Hardly Fair Use

August 9, 2007

DRMI suppose on the surface we could thank people like Michael Wen and Kevin He of Union City California for excessive DRM in our music and movie formats, but honesty all the DRM in the world apparently wouldn’t have stopped these guys from producing almost five hundred thousand pieces of pirated music, movies and computer software. A third defendant in the case was ordered to pay 6.9 million dollars in restitution, presumably the estimated worth of the seized discs.
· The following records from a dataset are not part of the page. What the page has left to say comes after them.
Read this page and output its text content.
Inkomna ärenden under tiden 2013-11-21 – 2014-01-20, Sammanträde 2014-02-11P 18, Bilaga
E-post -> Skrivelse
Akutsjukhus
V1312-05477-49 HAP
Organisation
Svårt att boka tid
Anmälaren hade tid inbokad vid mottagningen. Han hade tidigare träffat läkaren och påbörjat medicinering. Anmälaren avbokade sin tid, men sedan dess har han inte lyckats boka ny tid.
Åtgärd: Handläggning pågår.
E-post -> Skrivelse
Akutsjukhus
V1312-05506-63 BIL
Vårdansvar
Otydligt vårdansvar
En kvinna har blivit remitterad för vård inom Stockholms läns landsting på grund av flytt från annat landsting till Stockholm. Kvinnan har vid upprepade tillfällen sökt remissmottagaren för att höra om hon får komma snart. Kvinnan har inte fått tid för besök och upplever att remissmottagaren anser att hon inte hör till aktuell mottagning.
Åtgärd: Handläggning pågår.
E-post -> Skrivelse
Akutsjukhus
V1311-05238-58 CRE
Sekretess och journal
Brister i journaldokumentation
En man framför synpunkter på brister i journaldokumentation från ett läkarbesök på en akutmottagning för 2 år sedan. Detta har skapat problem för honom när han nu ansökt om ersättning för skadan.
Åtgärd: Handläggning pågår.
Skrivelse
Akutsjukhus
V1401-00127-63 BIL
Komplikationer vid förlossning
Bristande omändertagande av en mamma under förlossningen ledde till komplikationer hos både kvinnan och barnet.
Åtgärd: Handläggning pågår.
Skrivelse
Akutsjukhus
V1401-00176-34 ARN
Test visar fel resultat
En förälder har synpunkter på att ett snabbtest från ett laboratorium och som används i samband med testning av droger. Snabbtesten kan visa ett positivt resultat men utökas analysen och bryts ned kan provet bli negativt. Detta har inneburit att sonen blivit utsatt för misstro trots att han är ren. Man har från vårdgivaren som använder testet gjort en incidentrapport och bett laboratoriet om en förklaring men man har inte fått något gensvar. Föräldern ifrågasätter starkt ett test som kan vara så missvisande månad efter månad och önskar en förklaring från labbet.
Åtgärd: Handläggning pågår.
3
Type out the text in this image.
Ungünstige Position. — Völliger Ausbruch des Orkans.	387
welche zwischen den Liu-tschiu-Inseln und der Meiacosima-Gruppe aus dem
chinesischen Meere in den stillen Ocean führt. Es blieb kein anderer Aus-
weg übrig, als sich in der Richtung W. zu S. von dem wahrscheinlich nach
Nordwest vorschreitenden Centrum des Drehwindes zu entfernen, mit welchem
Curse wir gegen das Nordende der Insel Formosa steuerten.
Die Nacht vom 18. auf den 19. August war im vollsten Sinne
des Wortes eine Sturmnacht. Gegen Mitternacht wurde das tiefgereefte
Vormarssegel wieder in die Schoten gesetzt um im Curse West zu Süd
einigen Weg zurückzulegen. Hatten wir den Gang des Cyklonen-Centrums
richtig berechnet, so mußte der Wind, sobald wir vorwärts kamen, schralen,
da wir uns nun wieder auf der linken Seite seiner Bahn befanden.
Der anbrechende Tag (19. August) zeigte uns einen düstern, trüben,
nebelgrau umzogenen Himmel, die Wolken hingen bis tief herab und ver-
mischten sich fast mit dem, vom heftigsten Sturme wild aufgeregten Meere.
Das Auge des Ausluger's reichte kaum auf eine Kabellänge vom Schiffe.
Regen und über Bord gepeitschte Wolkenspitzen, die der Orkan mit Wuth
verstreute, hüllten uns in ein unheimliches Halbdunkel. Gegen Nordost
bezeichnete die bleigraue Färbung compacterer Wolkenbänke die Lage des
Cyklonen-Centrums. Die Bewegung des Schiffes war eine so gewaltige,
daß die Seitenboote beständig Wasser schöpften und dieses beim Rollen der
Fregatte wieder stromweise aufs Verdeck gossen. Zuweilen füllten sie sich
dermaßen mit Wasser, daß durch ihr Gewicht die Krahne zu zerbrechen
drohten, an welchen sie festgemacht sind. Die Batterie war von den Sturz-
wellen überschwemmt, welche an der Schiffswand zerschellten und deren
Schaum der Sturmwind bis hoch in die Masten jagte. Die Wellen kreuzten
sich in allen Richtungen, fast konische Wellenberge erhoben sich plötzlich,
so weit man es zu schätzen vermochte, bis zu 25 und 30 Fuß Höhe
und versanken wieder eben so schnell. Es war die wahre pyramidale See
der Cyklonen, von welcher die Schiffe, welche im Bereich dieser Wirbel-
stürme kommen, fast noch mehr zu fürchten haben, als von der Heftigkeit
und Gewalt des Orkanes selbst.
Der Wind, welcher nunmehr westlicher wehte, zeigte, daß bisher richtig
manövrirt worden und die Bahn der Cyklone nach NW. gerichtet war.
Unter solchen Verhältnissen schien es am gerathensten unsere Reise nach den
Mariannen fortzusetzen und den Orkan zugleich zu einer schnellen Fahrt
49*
It’s stories like these that really infuriate me with regard to DRM, honest law abiding consumers like us are restricted from managing media bought with our hard-earned dollars the best way we see fit, while the Wen’s and Zhai’s of the world run amuck setting up illegal replication houses popping out thousands of discs at a time.

Sure piracy in general and DRM specifically are multifaceted issues but I’d like to see the consumer given a bit more leeway to playback our media across the growing number of network capable CE devices that are finding their way into our homes. As it stands now device (a) may be capable of playing back a file containing DRM (b) but only if it’s not connected to device type (c).

Is it any wonder that some consumers resort to circumventing certain types of DRM just to be able to use the legitimate hardware they purchased? I keep going back to Steve Job’s describing a DRM’less world as the “best alternative for consumers” I don’t know if Job’s outlook here would best be described as rogue or visionary, but its certainly a world I could embrace.